Senators Elizabeth Warren and Ed Markey take questions from innovators at MassChallenge in Boston. Credit: Kirk Carpezza / WGBH
After a group of senators announced a deal on student loan interest rates last week, Massachusetts Senators Ed Markey and Elizabeth Warren continued to attack the plan on Monday that they say would create ‘outrageous profits’ for the federal government.
It was only his fifth day on the job, so you couldn’t blame Senator Ed Markey for trying to redirect questions about student loans to the senior senator from Massachusetts.
Looking over Marina Bay in Boston, Markey stood with Senator Warren during a press avail, and credited her for asking why the government is raking in billions of dollars on federally subsidized student loans.
"She has absolutely created a national debate now on the issue of whether the federal government should make $184 billion over the next ten years off of loans given to kids from Dorchester and Malden and Revere and Springfield,” he said.
Despite their opposition to the deal, Markey and Warren said there is room for compromise. They’d like to see a long term plan that keeps the rates much lower in the long run.
Senate Majority Whip Dick Durbin urged both Markey and Warren to face the political reality and come around on the plan that would tie student loan interest rates to market-based rates. But, Warren said won’t back down.
“I don’t think it’s a compromise to say we’re going to keep making more and more profits off our students," she said. "We got more than $1 trillion in student loan debt that’s outstanding. We need to bring that cost down for our students.”

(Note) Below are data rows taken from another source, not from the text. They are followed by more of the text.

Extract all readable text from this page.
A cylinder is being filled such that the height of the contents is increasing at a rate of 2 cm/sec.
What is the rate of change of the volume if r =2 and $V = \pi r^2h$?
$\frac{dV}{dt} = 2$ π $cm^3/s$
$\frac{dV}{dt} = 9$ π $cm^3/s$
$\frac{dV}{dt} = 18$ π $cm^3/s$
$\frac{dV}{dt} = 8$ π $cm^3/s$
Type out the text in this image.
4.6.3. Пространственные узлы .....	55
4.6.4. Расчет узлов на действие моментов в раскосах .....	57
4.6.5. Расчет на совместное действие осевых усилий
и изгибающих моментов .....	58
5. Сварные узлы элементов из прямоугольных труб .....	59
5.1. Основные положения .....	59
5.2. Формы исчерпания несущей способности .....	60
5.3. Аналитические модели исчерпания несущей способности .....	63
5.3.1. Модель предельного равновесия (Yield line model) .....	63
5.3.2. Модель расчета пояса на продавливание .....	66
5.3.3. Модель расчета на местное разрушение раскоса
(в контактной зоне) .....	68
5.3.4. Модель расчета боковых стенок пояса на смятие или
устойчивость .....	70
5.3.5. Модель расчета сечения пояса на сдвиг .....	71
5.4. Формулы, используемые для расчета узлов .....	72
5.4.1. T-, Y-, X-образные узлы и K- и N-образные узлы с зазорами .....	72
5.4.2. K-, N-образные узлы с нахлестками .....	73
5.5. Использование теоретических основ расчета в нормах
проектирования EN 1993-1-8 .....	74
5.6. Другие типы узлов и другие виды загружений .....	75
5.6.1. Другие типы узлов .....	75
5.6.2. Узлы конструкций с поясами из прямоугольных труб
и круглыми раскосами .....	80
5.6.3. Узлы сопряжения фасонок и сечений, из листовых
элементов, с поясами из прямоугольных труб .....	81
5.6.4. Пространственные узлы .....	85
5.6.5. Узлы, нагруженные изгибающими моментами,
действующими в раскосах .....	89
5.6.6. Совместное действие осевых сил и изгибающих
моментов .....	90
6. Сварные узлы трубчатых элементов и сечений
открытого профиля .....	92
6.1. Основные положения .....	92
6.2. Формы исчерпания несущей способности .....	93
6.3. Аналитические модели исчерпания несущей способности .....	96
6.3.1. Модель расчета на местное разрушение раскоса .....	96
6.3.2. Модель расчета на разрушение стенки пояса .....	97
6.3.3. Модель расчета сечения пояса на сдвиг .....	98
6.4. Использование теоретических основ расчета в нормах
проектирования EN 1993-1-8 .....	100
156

For the first time, Warren said, there’s a public discussion about the profits the federal government makes off student loans.
“Last year, when people talked about subsidized loans it sounded like the government was putting money into the program rather than making profits off it," she said. "Senator Durbin and I are on the same side. We both are going to be out there fighting to try to reduce the total student loan debt, we are just having a difference in the short-term about what constitutes a compromise.”
But with their financial futures largely up in the air, many of the students and recent graduates who Warren and Markey met with at an innovation event at MassChallenge in Boston said they’d like to see some kind of compromise – and soon.
Derek Kaknes, the founder and CEO of Prime Student Loan, a company that tries to put a fair price on higher education said he's frustrated with the protracted debate in Congress.
“Regardless of what the interest rate is there’s a trillion dollars in principled outstanding, so when we talk about student loan reform it’s not really student loan interest loan reform it’s student loan principled reform," he said. "If you really want to make a difference, you have to start lowering the lending limits -- stop issuing $400,000 in debt.”
Greg Affsa is a junior at Wentworth Institute of Technology and the co-founder of Gentoo Inc., a company that designs devices to assist patients going through chemotherapy. He said he is paying for school without any outside help, and he’s expecting to average $25,000 in debt when he graduates in 2015. He said he is counting on either Congress striking a deal or his start-up taking off.
“Whether or not I think I can continue with the business and afford a life after school will hang on whether or not this is successful because of how much student loan I have to take on,” he said.
Affsa says he and friends would like to see Congress do something rather than nothing, but given its recent track record he’s not counting on it.